I recently read an article from the Harvard Business Review that said “time management” is dead.  It has been a buzz word for a long time now, but, this article was saying, none of us can adequately manage everything we want and need to do. The author, Elizabeth Grace Saunders, wrote, “no one has time for everything. Given the pace of work and the level of input in modern society, time management is dead. You can no longer fit everything in — no matter how efficient you become.”

Instead, she argued for “time investment.”  We must choose where we will invest our time, understanding that some things pay off and others distract us from the things that will pay off.  Each of us has mundane things that we must get done, but we should spend more time on those activities which bring us closer to our goals and less time on the tasks that distract.  Saunders herself was very clear that things like exercise, sleep, and relationships are long term time investments that help us to achieve even our work related goals.

This is one example of how we might become better stewards of our time.

Precisely when we are short on time, the author of Peter invites us to invest ourselves in love, hospitality, and service. I am not offering sentimental platitudes.  What we are talking about here is difficult, particularly love.  The philosopher Alva Noe writes, “Love . . . is an achievement. It doesn’t come for free.”  He describes love as “a sustained openness to another person,” something we have to learn and work at.  He writes,

Openness to the other, over time, requires that one makes arrangements. You’ve got to be with the one you love, and this means you’ve got to make adjustments, adapt, shift, accommodate. Mature love is an achievement of dedication.

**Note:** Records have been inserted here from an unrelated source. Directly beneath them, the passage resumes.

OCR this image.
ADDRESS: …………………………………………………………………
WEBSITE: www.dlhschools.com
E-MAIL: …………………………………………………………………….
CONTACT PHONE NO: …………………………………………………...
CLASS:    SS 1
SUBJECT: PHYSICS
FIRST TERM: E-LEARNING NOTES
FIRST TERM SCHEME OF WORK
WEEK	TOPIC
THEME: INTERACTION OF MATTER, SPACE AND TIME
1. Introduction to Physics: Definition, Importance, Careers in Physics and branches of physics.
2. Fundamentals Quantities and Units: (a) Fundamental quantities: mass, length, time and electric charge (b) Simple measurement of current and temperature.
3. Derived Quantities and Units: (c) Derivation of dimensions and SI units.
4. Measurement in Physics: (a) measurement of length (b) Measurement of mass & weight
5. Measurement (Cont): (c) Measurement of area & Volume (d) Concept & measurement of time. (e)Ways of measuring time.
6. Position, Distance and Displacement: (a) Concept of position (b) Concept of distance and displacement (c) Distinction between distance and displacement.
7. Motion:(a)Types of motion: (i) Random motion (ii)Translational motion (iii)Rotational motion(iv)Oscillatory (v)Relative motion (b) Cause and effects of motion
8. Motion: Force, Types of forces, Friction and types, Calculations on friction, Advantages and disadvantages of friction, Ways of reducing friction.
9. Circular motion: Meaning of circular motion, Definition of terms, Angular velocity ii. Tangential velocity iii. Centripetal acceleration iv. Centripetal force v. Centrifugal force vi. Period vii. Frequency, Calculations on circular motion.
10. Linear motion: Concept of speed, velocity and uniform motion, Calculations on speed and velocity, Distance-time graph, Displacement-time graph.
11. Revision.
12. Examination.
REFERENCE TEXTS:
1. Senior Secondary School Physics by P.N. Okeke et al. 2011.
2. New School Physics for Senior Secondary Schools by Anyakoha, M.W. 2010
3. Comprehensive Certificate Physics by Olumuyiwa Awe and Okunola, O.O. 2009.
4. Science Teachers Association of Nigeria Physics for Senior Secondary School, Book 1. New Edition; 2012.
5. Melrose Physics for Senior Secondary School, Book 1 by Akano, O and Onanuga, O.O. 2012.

Maybe that quotes stresses you out even more?  For I’m saying that when you are short on time, invest yourself in love, hospitality, and service.  It seems that I’m simply adding to your list of responsibilities and tasks.

Being a steward of grace — investing yourself in love, hospitality, and service — does take work, but it also takes play.  Theologian Rita Nakashima Brock has written about love as “erotic power,” and she has identified the important connection between that power and being playful.  “Play,” she writes, “is not frivolous or trivial, but life-sustaining.  It is the basis of freedom, creativity, and spontaneity. . . . Through playing the heart heals, connects, and creates.”  Play is part of the power that heals us and saves us.

Though I plan my sermons out months in advance, I am often surprised by how events in my own life end up aligning themselves with what I plan on preaching about.  A few weeks ago I identified some signs of depression in myself and took the step of scheduling an appointment with a therapist.  I had my first appointment this week and near the end of the session he told me that what I needed to do was have more fun.  As I’ve shared that with some friends and some of you this week, quite a few have replied that they too are overworked overstressed and could probably use the exact same prescription – have more fun.

So, this Lent we are considering how to make our work worthy.  Today the bible invites us to consider how we should live when we are running out of time.  The answer is to be a steward of the manifold grace of God investing yourself in love, hospitality, and service.  But, remember, this is a powerful, playful love.  The grace of God invites us to make our work worthy by having more fun.